SLP.-La mañana de este domingo la fe tomó la plaza. Con el templo aún marcado por los daños que dejó la marcha del 8 de marzo, la Parroquia de la Compañía convocó a sus fieles a una misa en plena vía pública, frente a Plaza Fundadores, como acto de desagravio por lo ocurrido durante la jornada de protesta.
Fue a las 8:00 de la mañana cuando el padre Jorge Aurelio Ramírez Torres inició la celebración eucarística en la explanada, ya que el interior del templo quedó en malas condiciones para realizar las actividades religiosas tras los destrozos y pintas registrados la noche anterior.
Durante su mensaje inicial, el sacerdote señaló que la misa se realizaba para pedir perdón por los hechos ocurridos durante la manifestación feminista.

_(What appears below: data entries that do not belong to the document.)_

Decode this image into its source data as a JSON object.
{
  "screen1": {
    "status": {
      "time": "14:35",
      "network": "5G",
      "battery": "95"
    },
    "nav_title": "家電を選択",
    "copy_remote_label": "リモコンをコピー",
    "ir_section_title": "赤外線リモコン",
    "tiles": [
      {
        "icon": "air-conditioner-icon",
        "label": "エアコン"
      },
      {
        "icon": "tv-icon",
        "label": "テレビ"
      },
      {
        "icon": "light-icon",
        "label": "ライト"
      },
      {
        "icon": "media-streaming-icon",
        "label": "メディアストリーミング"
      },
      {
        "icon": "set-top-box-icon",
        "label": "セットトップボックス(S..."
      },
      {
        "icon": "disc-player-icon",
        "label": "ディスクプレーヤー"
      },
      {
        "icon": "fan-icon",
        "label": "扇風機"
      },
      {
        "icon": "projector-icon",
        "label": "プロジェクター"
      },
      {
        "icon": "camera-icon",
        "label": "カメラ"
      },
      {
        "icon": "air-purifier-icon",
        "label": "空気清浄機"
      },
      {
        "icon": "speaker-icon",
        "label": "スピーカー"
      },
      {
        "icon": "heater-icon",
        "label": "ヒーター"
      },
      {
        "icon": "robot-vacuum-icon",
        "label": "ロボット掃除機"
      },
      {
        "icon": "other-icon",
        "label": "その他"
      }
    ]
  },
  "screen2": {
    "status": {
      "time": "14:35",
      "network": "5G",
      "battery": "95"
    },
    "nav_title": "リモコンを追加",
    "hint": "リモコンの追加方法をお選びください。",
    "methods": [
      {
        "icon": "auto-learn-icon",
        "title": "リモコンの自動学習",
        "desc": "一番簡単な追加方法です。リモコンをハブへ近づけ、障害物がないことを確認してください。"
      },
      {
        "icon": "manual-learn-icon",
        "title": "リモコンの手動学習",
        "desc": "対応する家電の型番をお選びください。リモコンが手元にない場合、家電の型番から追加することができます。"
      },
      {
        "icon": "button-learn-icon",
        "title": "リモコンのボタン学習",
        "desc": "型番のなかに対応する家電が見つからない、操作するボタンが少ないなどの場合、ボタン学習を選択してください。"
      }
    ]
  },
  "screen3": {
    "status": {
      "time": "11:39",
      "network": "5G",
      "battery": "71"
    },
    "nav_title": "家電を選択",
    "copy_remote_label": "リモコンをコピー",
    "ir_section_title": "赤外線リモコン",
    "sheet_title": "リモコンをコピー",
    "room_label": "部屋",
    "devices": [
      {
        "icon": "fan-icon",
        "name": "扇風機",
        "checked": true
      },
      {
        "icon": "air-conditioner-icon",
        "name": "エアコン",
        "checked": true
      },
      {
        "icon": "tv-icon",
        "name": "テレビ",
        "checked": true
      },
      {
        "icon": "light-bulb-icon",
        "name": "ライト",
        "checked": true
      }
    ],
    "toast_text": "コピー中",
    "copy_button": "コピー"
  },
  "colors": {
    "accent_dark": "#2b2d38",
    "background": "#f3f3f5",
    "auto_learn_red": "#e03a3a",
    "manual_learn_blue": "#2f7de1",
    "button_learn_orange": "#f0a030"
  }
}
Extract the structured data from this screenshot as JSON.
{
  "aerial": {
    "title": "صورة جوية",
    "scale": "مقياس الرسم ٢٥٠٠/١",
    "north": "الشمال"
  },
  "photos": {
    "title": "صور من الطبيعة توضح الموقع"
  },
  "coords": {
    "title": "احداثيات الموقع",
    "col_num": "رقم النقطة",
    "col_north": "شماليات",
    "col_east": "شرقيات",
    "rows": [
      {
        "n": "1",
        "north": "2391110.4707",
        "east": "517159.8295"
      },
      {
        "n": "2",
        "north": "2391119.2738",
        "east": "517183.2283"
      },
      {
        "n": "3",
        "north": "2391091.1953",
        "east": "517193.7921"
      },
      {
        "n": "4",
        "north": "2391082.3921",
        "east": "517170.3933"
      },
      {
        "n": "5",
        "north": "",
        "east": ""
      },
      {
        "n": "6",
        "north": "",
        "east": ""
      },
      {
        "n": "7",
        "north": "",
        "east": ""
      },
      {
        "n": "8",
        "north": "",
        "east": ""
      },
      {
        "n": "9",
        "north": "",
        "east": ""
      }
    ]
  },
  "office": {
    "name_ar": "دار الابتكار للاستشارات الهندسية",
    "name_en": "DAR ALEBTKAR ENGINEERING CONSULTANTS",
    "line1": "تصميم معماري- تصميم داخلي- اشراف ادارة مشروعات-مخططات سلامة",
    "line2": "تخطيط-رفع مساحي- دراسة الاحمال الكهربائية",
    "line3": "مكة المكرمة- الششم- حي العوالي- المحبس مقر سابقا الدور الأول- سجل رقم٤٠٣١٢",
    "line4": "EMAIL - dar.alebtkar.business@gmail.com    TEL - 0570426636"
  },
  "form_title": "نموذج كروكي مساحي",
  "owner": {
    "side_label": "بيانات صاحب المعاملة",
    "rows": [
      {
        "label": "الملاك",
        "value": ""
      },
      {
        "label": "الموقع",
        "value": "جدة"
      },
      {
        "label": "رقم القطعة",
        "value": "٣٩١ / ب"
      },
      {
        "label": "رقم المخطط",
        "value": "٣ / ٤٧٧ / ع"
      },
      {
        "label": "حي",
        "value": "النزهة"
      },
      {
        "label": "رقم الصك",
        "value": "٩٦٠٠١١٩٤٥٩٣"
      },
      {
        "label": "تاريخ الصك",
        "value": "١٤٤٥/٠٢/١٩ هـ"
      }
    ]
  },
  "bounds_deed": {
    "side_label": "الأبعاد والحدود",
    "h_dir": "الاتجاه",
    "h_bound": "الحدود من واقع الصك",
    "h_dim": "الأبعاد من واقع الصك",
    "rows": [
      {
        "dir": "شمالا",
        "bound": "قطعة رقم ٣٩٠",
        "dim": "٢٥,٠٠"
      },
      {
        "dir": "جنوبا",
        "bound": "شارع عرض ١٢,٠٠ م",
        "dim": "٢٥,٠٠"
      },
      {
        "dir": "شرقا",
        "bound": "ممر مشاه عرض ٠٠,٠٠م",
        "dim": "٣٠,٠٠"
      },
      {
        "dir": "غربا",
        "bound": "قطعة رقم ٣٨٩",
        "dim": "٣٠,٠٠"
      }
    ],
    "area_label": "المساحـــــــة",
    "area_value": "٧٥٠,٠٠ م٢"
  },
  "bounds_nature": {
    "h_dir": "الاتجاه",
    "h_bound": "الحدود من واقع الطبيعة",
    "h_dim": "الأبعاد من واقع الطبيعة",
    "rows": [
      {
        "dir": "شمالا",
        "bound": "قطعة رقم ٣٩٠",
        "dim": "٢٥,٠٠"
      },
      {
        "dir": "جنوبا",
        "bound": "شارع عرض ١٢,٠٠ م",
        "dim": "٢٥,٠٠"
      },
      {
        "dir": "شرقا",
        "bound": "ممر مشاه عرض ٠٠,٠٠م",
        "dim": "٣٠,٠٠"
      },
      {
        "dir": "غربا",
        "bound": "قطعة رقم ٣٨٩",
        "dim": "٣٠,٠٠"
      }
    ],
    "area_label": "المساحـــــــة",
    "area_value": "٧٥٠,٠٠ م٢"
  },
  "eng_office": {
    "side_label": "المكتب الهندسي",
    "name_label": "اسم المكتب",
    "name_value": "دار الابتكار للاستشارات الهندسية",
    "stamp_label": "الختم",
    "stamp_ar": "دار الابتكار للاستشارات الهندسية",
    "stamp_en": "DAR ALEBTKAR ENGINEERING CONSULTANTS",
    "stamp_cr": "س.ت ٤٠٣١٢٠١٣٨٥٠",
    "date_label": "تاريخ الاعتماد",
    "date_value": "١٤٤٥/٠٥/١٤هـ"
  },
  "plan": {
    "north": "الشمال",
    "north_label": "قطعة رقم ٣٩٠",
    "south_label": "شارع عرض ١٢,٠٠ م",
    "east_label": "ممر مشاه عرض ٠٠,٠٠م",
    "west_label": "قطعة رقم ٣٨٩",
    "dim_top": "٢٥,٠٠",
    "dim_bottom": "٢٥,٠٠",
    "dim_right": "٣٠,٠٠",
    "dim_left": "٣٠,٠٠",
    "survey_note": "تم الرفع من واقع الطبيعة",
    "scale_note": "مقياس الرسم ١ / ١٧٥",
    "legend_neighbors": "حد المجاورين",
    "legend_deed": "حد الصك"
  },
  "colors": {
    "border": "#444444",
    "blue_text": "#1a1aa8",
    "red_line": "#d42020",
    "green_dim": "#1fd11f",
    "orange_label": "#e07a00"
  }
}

“En este escenario brutal, vamos a celebrar la Eucaristía para pedirle a Jesús perdón por todos estos hechos ocurridos el día de ayer, que son una profanación a este recinto sagrado”, expresó ante los asistentes, quienes guardaron un momento de silencio.
Los daños al templo se registraron durante el recorrido de la marcha del 8M, cuando grupos identificados como bloque negro, integrados por manifestantes encapuchadas y vestidas de negro, realizaron pintas y actos vandálicos en diversos puntos del centro histórico. Entre los incidentes más graves se reportó el incendio de la puerta de la Parroquia de la Compañía.
A unos metros, en las inmediaciones de la Catedral, algunos creyentes católicos se interpusieron para evitar que se realizaran más daños al recinto, lo que generó momentos de tensión con las manifestantes.
Así, entre paredes grafiteadas, madera chamuscada y un altar improvisado en la plaza, la misa se convirtió en una escena poco común: una iglesia que, tras la protesta, salió literalmente a la calle para rezar.